La festa a Parigi l'8 marzo con il presidente Macron per l'introduzione dell'aborto nella Costituzione - -
All’origine della disperazione che ci circonda e ci aggredisce: esattamente qui ci porta la recente riforma francese che – primo caso al mondo – ha inserito nella Costituzione il diritto di aborto. Uno spartiacque radicale, che introduce una “liberté”, che condanna tanto la “égalité” quanto la “fraternité”.
Per comprendere la sfida, che impone a ciascuno di noi una scelta esistenziale, domandiamoci quale differenza vi sia fra la situazione già ben nota della legislazione sull’aborto e questa riforma. La sentenza della Corte costituzionale italiana n. 27/1975 ammetteva «la tutela del concepito la cui situazione giuridica si colloca, sia pure con le particolari caratteristiche sue proprie, tra i diritti inviolabili dell’uomo riconosciuti e garantiti dall’art. 2 Cost. denominando tale diritto come diritto alla vita, oggetto di specifica salvaguardia costituzionale» (cfr. n. 35/97).
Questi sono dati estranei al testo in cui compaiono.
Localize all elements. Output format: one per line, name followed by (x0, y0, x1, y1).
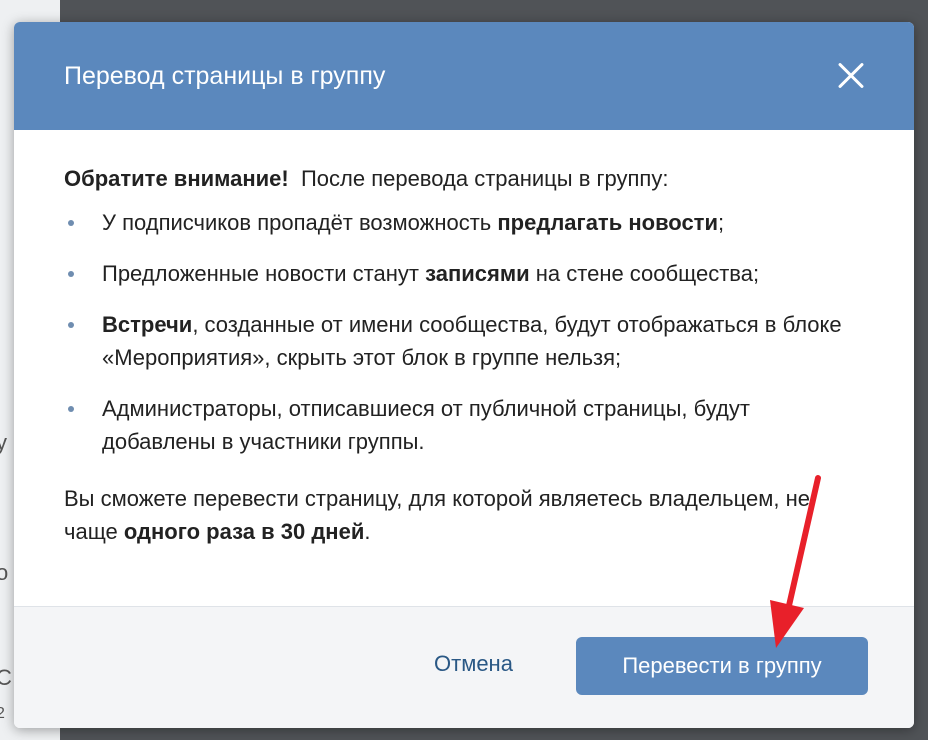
bullet-dot-icon (68, 220, 74, 226)
item-text: Администраторы, отписавшиеся от публично… (102, 396, 750, 454)
frequency-note: Вы сможете перевести страницу, для котор… (64, 482, 864, 548)
item-text: ; (717, 210, 725, 235)
list-item: Администраторы, отписавшиеся от публично… (64, 392, 864, 458)
note-text: . (364, 519, 371, 544)
dialog-title: Перевод страницы в группу (64, 61, 386, 90)
list-item: Встречи, созданные от имени сообщества, … (64, 308, 864, 374)
background-text: 2 (0, 705, 5, 722)
list-item: Предложенные новости станут записями на … (64, 257, 864, 290)
item-text: У подписчиков пропадёт возможность (102, 210, 498, 235)
convert-page-dialog: Перевод страницы в группу Обратите внима… (14, 22, 914, 728)
cancel-button[interactable]: Отмена (434, 651, 513, 677)
dialog-footer: Отмена Перевести в группу (14, 606, 914, 728)
intro-text: После перевода страницы в группу: (288, 166, 669, 191)
intro-warning: Обратите внимание! (64, 166, 289, 191)
bullet-dot-icon (68, 322, 74, 328)
intro-paragraph: Обратите внимание! После перевода страни… (64, 162, 864, 195)
list-item: У подписчиков пропадёт возможность предл… (64, 206, 864, 239)
bullet-dot-icon (68, 406, 74, 412)
item-text: , созданные от имени сообщества, будут о… (102, 312, 842, 370)
item-text: Предложенные новости станут (102, 261, 426, 286)
item-bold: записями (425, 261, 530, 286)
close-icon[interactable] (836, 61, 866, 91)
background-text: С (0, 665, 12, 690)
background-text: у (0, 430, 7, 455)
item-text: на стене сообщества; (529, 261, 760, 286)
convert-to-group-button[interactable]: Перевести в группу (576, 637, 868, 695)
background-text: о (0, 560, 9, 585)
item-bold: Встречи (102, 312, 193, 337)
note-bold: одного раза в 30 дней (123, 519, 365, 544)
bullet-dot-icon (68, 271, 74, 277)
consequences-list: У подписчиков пропадёт возможность предл… (64, 206, 864, 458)
dialog-header: Перевод страницы в группу (14, 22, 914, 130)
item-bold: предлагать новости (497, 210, 718, 235)
dialog-body: Обратите внимание! После перевода страни… (14, 130, 914, 548)
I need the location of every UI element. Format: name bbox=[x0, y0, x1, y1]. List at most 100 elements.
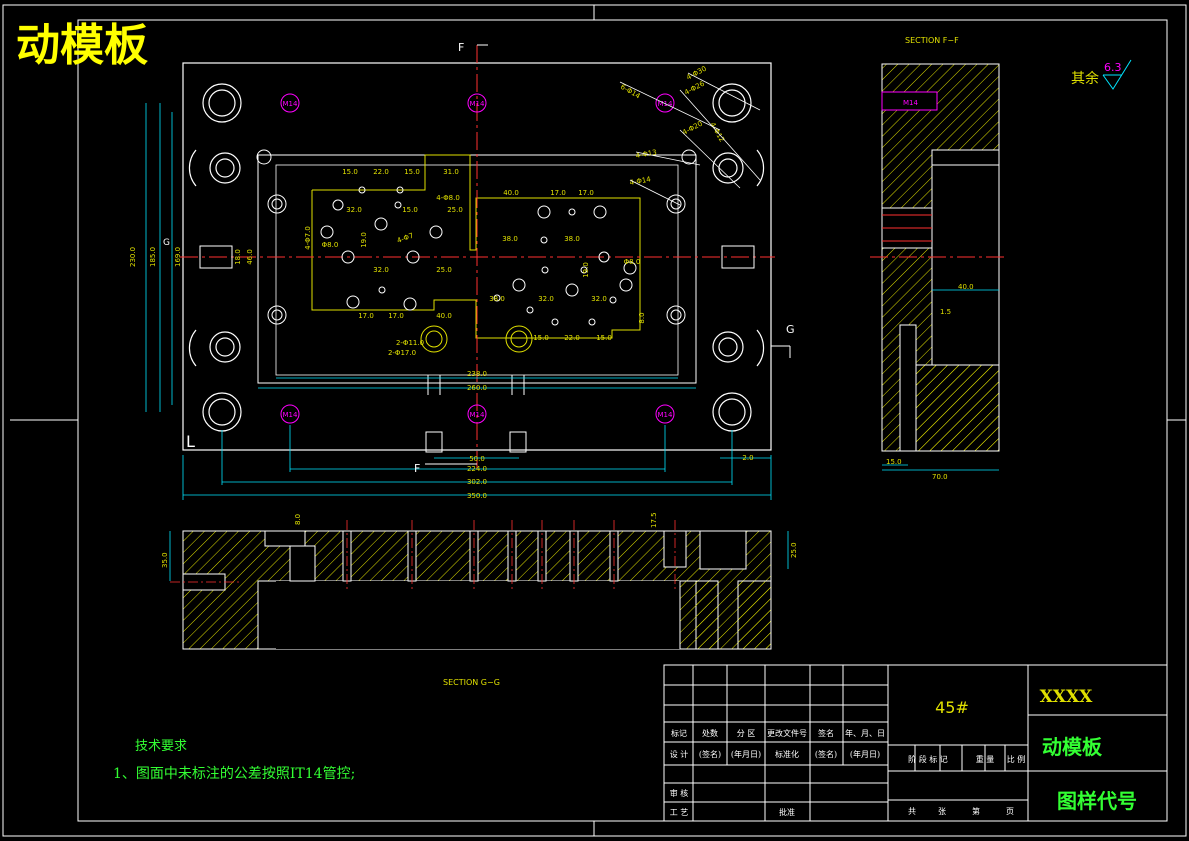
roughness-value: 6.3 bbox=[1104, 61, 1122, 74]
dim: 17.0 bbox=[358, 312, 374, 320]
dim: 17.0 bbox=[578, 189, 594, 197]
dim: Φ8.0 bbox=[624, 258, 641, 266]
ff-dim-1-5: 1.5 bbox=[940, 308, 951, 316]
dim: 22.0 bbox=[373, 168, 389, 176]
tb-design-0: 设 计 bbox=[670, 749, 689, 759]
dim: 17.0 bbox=[550, 189, 566, 197]
dim: 8.0 bbox=[638, 312, 646, 323]
dim: 32.0 bbox=[346, 206, 362, 214]
cut-g-right: G bbox=[786, 323, 795, 336]
dim: 15.0 bbox=[404, 168, 420, 176]
dim: 32.0 bbox=[538, 295, 554, 303]
dim: 4-Φ7.0 bbox=[304, 226, 312, 250]
dim: 22.0 bbox=[564, 334, 580, 342]
ff-dim-70: 70.0 bbox=[932, 473, 948, 481]
tech-item-1: 1、图面中未标注的公差按照IT14管控; bbox=[113, 766, 355, 782]
dim-260: 260.0 bbox=[467, 384, 487, 392]
section-gg: 8.0 17.5 25.0 35.0 SECTION G−G bbox=[161, 512, 798, 687]
gg-dim-35: 35.0 bbox=[161, 552, 169, 568]
title-block-text: 标记 处数 分 区 更改文件号 签名 年、月、日 设 计 (签名) (年月日) … bbox=[670, 728, 1026, 817]
m14-label: M14 bbox=[470, 100, 485, 108]
dim-46: 46.0 bbox=[246, 249, 254, 265]
dim: 19.0 bbox=[582, 262, 590, 278]
dim-230: 230.0 bbox=[129, 247, 137, 267]
m14-label: M14 bbox=[658, 411, 673, 419]
cut-f-top: F bbox=[458, 41, 464, 54]
dim: 38.0 bbox=[502, 235, 518, 243]
tech-heading: 技术要求 bbox=[135, 739, 187, 754]
gg-dim-25: 25.0 bbox=[790, 542, 798, 558]
dim-50: 50.0 bbox=[469, 455, 485, 463]
m14-label: M14 bbox=[283, 411, 298, 419]
tb-design-1: (签名) bbox=[699, 749, 721, 759]
callout-4-phi7: 4-Φ7 bbox=[396, 232, 415, 245]
tb-weight: 重 量 bbox=[976, 754, 995, 764]
dim-350: 350.0 bbox=[467, 492, 487, 500]
dim: 2-Φ17.0 bbox=[388, 349, 416, 357]
tb-rev-5: 年、月、日 bbox=[845, 728, 885, 738]
tb-footer-2: 第 bbox=[972, 806, 980, 816]
roughness-symbol: 其余 6.3 bbox=[1071, 59, 1132, 90]
dim: 40.0 bbox=[436, 312, 452, 320]
dim: 38.0 bbox=[564, 235, 580, 243]
dimension-lines bbox=[145, 103, 772, 500]
tb-company: XXXX bbox=[1040, 687, 1094, 707]
dim: 4-Φ8.0 bbox=[436, 194, 460, 202]
cut-f-bottom: F bbox=[414, 462, 420, 475]
tb-design-4: (签名) bbox=[815, 749, 837, 759]
tb-design-3: 标准化 bbox=[775, 749, 799, 759]
tb-rev-1: 处数 bbox=[702, 728, 718, 738]
dim-302: 302.0 bbox=[467, 478, 487, 486]
small-dims: 15.0 22.0 15.0 31.0 40.0 17.0 17.0 32.0 … bbox=[322, 168, 641, 357]
dim: 31.0 bbox=[443, 168, 459, 176]
corner-mark: L bbox=[186, 432, 195, 451]
tb-rev-4: 签名 bbox=[818, 728, 834, 738]
gg-dim-17-5: 17.5 bbox=[650, 512, 658, 528]
tb-footer-0: 共 bbox=[908, 807, 916, 816]
dim-224: 224.0 bbox=[467, 465, 487, 473]
dim: 32.0 bbox=[591, 295, 607, 303]
dim: 32.0 bbox=[373, 266, 389, 274]
cad-drawing: 动模板 M14 M14 M14 M14 M14 M14 230.0 185.0 … bbox=[2, 4, 1187, 837]
ff-m14-label: M14 bbox=[903, 99, 918, 107]
tb-material: 45# bbox=[935, 698, 969, 717]
tb-scale: 比 例 bbox=[1007, 754, 1026, 764]
dim: 25.0 bbox=[447, 206, 463, 214]
dim: 15.0 bbox=[533, 334, 549, 342]
dim: 38.0 bbox=[489, 295, 505, 303]
tb-rev-2: 分 区 bbox=[737, 729, 756, 738]
dim: Φ8.0 bbox=[322, 241, 339, 249]
dim-169: 169.0 bbox=[174, 247, 182, 267]
dim: 15.0 bbox=[596, 334, 612, 342]
ff-dim-15: 15.0 bbox=[886, 458, 902, 466]
section-gg-title: SECTION G−G bbox=[443, 678, 500, 687]
dimension-texts: 230.0 185.0 169.0 18.0 46.0 50.0 224.0 3… bbox=[129, 247, 754, 500]
tb-design-5: (年月日) bbox=[850, 749, 880, 759]
pin-holes bbox=[320, 186, 637, 326]
dim: 25.0 bbox=[436, 266, 452, 274]
title-overlay: 动模板 bbox=[16, 20, 148, 71]
ff-dim-40: 40.0 bbox=[958, 283, 974, 291]
dim: 2-Φ11.0 bbox=[396, 339, 424, 347]
tb-process: 工 艺 bbox=[670, 808, 689, 817]
callout-6-phi14: 6-Φ14 bbox=[619, 83, 642, 101]
dim: 15.0 bbox=[342, 168, 358, 176]
dim-238: 238.0 bbox=[467, 370, 487, 378]
sheet-border bbox=[2, 4, 1187, 837]
dim: 17.0 bbox=[388, 312, 404, 320]
dim: 40.0 bbox=[503, 189, 519, 197]
m14-label: M14 bbox=[283, 100, 298, 108]
dim-185: 185.0 bbox=[149, 247, 157, 267]
plan-view: M14 M14 M14 M14 M14 M14 230.0 185.0 169.… bbox=[129, 41, 795, 500]
tb-part-name: 动模板 bbox=[1042, 735, 1103, 759]
section-ff-title: SECTION F−F bbox=[905, 36, 959, 45]
tb-review: 审 核 bbox=[670, 788, 689, 798]
dim: 15.0 bbox=[402, 206, 418, 214]
tb-footer-3: 页 bbox=[1006, 807, 1014, 816]
tb-stage: 阶 段 标 记 bbox=[908, 754, 948, 764]
cut-g-left: G bbox=[163, 238, 170, 248]
tb-rev-3: 更改文件号 bbox=[767, 728, 807, 738]
gg-dim-8: 8.0 bbox=[294, 514, 302, 525]
dim-18: 18.0 bbox=[234, 249, 242, 265]
section-ff: SECTION F−F M14 40.0 1.5 15.0 70.0 bbox=[870, 36, 1005, 481]
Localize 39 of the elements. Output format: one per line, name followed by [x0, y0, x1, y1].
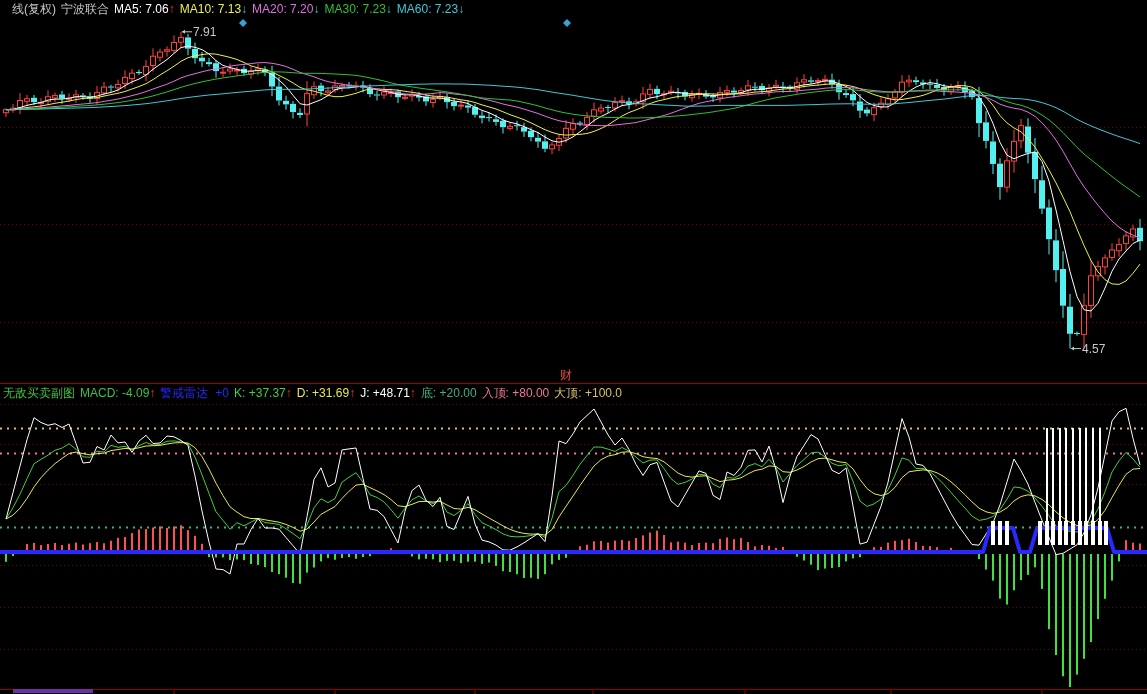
price-label: 4.57 [1082, 341, 1106, 356]
scrollbar-thumb[interactable] [13, 689, 93, 693]
diamond-icon [239, 19, 247, 27]
chart-period: 线(复权) [12, 2, 56, 17]
radar-value: +0 [215, 386, 230, 401]
signal-bar [1038, 521, 1042, 545]
level-value: 入顶: +80.00 [481, 386, 550, 401]
trend-arrow: ↑ [409, 386, 416, 401]
trend-arrow: ↓ [458, 2, 465, 17]
indicator-title: 无敌买卖副图 [3, 386, 75, 401]
price-label: 7.91 [193, 24, 217, 39]
signal-bar [998, 521, 1002, 545]
leader-arrow [1070, 346, 1082, 351]
trend-arrow: ↑ [285, 386, 292, 401]
ma-value: MA10: 7.13 [179, 2, 242, 17]
trend-arrow: ↓ [313, 2, 320, 17]
trend-arrow: ↓ [385, 2, 392, 17]
event-mark: 财 [560, 368, 572, 382]
stock-name: 宁波联合 [61, 2, 109, 17]
trend-arrow: ↑ [168, 2, 175, 17]
trend-arrow: ↑ [149, 386, 156, 401]
trend-arrow: ↑ [349, 386, 356, 401]
ma-value: MA5: 7.06 [114, 2, 169, 17]
level-value: 底: +20.00 [420, 386, 477, 401]
signal-bar [991, 521, 995, 545]
leader-arrow [181, 29, 193, 34]
signal-bar [1005, 521, 1009, 545]
level-value: 大顶: +100.0 [554, 386, 622, 401]
indicator-value: MACD: -4.09 [80, 386, 150, 401]
indicator-value: D: +31.69 [296, 386, 350, 401]
radar-label: 警戒雷达 [160, 386, 209, 401]
trend-arrow: ↓ [241, 2, 248, 17]
diamond-icon [563, 19, 571, 27]
ma-value: MA30: 7.23 [324, 2, 386, 17]
ma-value: MA20: 7.20 [252, 2, 314, 17]
signal-bar [1104, 521, 1108, 545]
ma-value: MA60: 7.23 [396, 2, 459, 17]
indicator-value: J: +48.71 [360, 386, 410, 401]
indicator-value: K: +37.37 [234, 386, 286, 401]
Semmai, il problema posto dalla stessa sentenza 27/75, che aprì la (sbagliata) strada alla legalizzazione dell’aborto di cui alla legge 194/78, era rappresentata dal paventare una sorta di “stato di necessità”, da accertarsi seriamente e medicalmente, nel caso di un grave rischio per la vita e la salute della madre, caso in cui «il bilanciamento tra i diritti fondamentali, quando siano entrambi esposti al pericolo», veniva individuato «nella salvaguardia della vita e della salute della madre, dovendosi peraltro operare in modo che sia salvata, quando ciò sia possibile, la vita del feto».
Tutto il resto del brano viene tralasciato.